A operação revanchista e os alinhamentos reveladores
A operação montada a propósito do 25 de Novembro, culminando com a sessão na Assembleia da República na passada segunda-feira, foi acompanhada de empenhados contributos na esfera mediática. A data não é redonda, tão pouco surgiram elementos novos sobre a data que não seja o revigorar dos sectores mais revanchistas e inconformados com Abril, com as imensas comemorações populares do seu 50.º aniversário e com as marcas que perduram no nosso País desse extraordinário processo transformador.
A verdade é que o empenho com que tantos órgãos de comunicação social dedicaram à data nas últimas semanas é mais uma demonstração de alinhamento de agendas entre as forças políticas mais retrógradas e reaccionárias (com infelizes contributos de sectores ditos de esquerda, que deram aval à manobra) e os decisores mediáticos.
Falemos de uma versão sobre os acontecimentos de 25 de Novembro de 1975, publicada como verdade histórica pelo semanário Expresso, envolvendo o PCP. Quando se lêem as muitas páginas dedicadas ao tema na última edição do jornal, percebe-se que toda a história se sustenta num documento que não se conhece, envolvendo duas pessoas já falecidas.

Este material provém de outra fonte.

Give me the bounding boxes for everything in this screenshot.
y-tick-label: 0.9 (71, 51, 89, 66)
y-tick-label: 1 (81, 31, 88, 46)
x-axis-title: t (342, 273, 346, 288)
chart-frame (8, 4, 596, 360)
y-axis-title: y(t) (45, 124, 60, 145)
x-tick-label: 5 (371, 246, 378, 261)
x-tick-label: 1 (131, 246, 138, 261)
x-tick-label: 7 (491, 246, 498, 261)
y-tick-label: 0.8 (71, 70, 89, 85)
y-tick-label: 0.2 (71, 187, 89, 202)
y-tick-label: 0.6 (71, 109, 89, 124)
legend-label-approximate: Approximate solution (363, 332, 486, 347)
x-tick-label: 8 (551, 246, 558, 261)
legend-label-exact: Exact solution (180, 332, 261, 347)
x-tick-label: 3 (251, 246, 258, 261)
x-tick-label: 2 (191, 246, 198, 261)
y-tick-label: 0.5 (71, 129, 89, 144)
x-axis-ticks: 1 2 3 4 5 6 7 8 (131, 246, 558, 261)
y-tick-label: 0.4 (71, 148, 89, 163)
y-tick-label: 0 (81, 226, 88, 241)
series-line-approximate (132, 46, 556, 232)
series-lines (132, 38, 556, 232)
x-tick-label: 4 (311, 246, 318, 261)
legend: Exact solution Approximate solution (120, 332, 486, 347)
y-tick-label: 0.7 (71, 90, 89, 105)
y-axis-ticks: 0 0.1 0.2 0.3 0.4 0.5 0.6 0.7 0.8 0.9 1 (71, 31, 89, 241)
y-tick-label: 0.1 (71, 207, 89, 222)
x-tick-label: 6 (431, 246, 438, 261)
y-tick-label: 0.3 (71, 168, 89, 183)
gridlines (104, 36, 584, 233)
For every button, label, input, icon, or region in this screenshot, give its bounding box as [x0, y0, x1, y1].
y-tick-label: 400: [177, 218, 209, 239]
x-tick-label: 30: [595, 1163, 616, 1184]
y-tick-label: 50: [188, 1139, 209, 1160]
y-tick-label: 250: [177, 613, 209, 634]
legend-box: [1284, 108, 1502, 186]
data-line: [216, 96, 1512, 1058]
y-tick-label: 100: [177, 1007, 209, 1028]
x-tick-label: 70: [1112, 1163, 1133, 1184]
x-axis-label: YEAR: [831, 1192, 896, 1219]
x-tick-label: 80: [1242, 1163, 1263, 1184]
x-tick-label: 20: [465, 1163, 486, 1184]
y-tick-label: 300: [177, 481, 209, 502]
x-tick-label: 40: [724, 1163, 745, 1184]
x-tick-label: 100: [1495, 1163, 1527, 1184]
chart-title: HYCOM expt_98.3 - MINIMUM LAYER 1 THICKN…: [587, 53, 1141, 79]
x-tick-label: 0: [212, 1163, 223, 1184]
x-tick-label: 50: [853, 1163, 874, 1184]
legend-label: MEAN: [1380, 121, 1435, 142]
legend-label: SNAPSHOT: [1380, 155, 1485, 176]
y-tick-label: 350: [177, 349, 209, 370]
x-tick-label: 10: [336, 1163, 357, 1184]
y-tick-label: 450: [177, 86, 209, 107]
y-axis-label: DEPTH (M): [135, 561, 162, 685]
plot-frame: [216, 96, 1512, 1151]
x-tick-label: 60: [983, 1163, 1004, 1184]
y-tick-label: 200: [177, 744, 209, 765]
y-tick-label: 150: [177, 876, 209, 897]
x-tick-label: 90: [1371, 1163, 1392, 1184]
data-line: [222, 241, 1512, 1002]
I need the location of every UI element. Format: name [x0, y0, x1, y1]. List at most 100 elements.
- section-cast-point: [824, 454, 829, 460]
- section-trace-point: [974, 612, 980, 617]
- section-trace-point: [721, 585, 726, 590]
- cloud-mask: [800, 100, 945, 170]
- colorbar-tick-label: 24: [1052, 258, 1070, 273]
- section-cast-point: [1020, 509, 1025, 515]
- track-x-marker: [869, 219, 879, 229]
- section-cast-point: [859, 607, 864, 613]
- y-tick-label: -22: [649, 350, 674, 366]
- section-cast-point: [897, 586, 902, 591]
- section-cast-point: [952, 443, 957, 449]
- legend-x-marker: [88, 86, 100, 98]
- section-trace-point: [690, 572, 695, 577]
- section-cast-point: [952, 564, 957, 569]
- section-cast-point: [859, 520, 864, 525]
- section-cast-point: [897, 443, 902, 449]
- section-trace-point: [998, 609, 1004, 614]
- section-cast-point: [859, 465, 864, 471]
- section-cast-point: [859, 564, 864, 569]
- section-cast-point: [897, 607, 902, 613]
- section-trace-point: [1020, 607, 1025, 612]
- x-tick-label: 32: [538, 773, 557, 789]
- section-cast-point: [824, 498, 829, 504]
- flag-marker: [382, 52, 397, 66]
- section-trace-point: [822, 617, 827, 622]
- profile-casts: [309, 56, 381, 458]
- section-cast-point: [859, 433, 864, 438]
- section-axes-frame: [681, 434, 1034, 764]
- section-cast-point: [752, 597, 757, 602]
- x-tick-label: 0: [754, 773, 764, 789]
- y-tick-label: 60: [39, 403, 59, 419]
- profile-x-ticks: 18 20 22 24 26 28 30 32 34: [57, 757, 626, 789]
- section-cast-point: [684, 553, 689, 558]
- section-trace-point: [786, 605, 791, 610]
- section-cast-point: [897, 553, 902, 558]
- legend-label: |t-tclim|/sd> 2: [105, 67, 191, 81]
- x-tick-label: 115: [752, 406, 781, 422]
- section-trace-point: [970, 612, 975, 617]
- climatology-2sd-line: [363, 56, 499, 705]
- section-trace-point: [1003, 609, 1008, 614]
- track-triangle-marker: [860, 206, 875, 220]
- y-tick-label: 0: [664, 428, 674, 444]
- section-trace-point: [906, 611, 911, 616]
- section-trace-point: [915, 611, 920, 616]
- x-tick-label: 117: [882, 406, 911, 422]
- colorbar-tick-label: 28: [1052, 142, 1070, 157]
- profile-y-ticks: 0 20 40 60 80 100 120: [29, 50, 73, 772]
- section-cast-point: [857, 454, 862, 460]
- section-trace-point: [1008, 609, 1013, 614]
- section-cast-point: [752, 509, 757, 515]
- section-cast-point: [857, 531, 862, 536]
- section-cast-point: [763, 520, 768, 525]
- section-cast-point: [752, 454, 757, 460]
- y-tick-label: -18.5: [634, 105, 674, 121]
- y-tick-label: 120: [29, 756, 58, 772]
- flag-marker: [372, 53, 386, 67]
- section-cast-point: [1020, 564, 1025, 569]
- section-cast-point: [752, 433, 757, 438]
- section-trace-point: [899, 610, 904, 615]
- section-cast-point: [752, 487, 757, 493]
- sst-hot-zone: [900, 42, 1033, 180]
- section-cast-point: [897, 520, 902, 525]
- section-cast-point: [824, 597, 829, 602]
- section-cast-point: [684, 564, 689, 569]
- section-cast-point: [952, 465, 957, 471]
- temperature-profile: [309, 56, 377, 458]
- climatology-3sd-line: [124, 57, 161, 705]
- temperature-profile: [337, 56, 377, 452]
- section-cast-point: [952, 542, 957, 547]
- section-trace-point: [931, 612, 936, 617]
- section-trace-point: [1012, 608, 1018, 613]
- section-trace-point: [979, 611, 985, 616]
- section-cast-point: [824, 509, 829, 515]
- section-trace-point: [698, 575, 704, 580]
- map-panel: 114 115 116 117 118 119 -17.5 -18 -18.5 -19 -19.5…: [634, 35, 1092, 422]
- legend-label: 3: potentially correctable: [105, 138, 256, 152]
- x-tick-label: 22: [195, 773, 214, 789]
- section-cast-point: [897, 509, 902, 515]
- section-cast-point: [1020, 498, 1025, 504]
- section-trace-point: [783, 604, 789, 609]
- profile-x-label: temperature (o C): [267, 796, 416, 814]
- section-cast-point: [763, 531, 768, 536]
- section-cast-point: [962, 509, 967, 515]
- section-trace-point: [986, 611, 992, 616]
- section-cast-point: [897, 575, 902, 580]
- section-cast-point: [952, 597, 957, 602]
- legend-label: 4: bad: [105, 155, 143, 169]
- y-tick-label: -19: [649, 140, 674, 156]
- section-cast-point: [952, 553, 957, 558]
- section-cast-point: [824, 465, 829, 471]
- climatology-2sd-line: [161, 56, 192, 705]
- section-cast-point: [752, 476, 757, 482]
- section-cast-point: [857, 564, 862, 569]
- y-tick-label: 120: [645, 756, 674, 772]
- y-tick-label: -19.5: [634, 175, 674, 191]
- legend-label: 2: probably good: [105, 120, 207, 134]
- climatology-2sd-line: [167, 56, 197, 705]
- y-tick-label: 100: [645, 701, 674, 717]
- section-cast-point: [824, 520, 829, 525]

Não precisamos de ir às práticas científicas que sustentam o labor de historiador: as regras elementares do jornalismo revelaram-se (de novo) um incómodo para o Expresso. Como a peça tinha de ser publicada, a solução do Expresso (de novo) foi deitar ao lixo as regras da profissão. Há dias em que a máxima, por aquelas bandas, parece ser “nunca deixes o rigor prejudicar uma boa história”.
Da imprensa escrita para a televisão, as opções incompreensíveis também não faltaram. Após semanas de questionamentos insistentes sobre a posição do PCP sobre a sessão parlamentar, nomeadamente sobre a participação dos deputados comunistas, o Secretário-Geral anunciou-a na semana passada. Espantosamente, feito o anúncio, este foi coberto por um manto de silêncio: entre as televisões, só a RTP fez brevíssima notícia, sem qualquer passagem das declarações ou imagem do Secretário-Geral do PCP. Ao mesmo tempo que as posições do PCP são silenciadas, em especial com o apagamento das declarações de viva voz, é dado amplo espaço ao autêntico desfile de comentadores (um mar no qual encontrar um comunista é como encontrar uma agulha num palheiro) para discorrer sobre essas mesmas posições.
No plano mediático, esta operação em torno do 25 de Novembro saldou-se em mais uma derrota para a integridade do jornalismo e para o rigor e pluralidade na comunicação social. É sobre este pano de fundo que se desenrola a verdadeira crise da comunicação social, a que se somam episódios preocupantes para todos quantos valorizam a liberdade, também nas redacções: depois do ataque anunciado pelo Governo (com programa de despedimentos incluído), a administração do Público (da Sonae) proibiu reuniões sindicais nas instalações do jornal e já se fala num despedimento colectivo em preparação. É isto a liberdade de imprensa quando se a coloca nas mãos dos grupos económicos.